Every step of Murphy’s comeback in 2019 (his starring role in “Dolemite Is My Name,” his announced Netflix specials) has been heralded with ticker-tape-parade-style enthusiasm. When Murphy hosted “Saturday Night Live” in December, the event-TV episode received the comedy show’s highest ratings since 2017. That’s because the megastar’s absence has been a real, cold-turkey hiatus. He hasn’t been slumming it on a podcast or Snapchat, or granting interviews to anyone who asks. He took a break and created an appetite. Audiences will tune into the Globes, and possibly the Oscars, just to see Eddie.

Zellweger, meanwhile, didn’t make a movie for six years between 2010 and 2016, leaving fans to wildly speculate on what was going on in her personal life. When she finally filmed “Bridget Jones’s Baby,” on-set paparazzi photos were traded as widely as some celeb sex tapes. Through all of the hoopla, Zellweger stayed silent outside of the requisite magazine and TV interviews.

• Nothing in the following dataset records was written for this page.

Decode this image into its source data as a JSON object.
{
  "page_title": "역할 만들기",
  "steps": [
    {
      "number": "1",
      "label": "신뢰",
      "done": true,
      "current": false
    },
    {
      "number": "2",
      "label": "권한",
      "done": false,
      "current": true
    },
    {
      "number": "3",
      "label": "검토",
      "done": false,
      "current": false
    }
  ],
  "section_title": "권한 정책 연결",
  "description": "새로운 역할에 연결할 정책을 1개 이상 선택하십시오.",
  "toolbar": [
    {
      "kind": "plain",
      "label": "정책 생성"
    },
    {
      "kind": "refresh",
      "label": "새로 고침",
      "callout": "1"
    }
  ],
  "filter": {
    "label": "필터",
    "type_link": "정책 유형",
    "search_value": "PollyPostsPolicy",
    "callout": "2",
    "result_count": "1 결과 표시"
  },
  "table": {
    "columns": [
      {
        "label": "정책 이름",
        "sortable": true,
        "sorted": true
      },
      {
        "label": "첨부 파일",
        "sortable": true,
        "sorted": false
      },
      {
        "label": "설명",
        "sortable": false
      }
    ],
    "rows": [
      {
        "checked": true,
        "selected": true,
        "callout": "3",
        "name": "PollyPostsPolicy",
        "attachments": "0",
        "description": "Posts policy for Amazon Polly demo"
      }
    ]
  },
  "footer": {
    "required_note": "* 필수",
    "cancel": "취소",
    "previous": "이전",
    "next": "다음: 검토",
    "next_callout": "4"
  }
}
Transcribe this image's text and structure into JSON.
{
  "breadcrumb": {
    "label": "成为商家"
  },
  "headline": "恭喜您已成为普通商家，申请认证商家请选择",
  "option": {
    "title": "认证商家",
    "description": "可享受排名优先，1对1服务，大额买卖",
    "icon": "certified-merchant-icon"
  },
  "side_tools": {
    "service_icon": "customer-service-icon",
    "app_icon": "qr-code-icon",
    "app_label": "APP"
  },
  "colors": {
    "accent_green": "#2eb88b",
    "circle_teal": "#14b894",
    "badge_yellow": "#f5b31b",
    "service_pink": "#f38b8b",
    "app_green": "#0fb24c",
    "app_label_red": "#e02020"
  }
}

To this day, she has proved an enduring, highly respected draw at the movies and she’s the favorite to win her fourth Golden Globe as best actress in a movie drama for her portrayal of Judy Garland in “Judy.”

And whoo-ah! can put butts in seats like Pacino? The 79-year-old actor, who’s nominated for “The Irishman,” appeared on Broadway in 2015 in David Mamet’s critically reviled play “China Doll.” The dreadful drama nonetheless sold out nearly every performance and was one of a precious few shows to recoup its investments that season, thanks solely to Al. Compare that to an excellent play like 2019’s “Betrayal,” which starred none other than Tom Hiddleston: Marvel’s Loki and the ex-boyfriend of Taylor Swift. He has 7.8 million followers on Instagram. Most weeks, “Betrayal” did not play to a capacity house.

There are other nominated celebs who, even if they do have social-media accounts, at least show some restraint in how they use them: Laura Dern, Daniel Craig, Quentin Tarantino, Leonardo DiCaprio, Martin Scorsese, Cate Blanchett and Christian Bale. They’re true stars, who — when not partying on St. Barts with 20-year-old models — have rare decorum in a world where you can become famous by saying, “cash me ousside” on “Dr. Phil.”

When it comes to lasting celebrity, and entertaining award shows, silence is a virtue.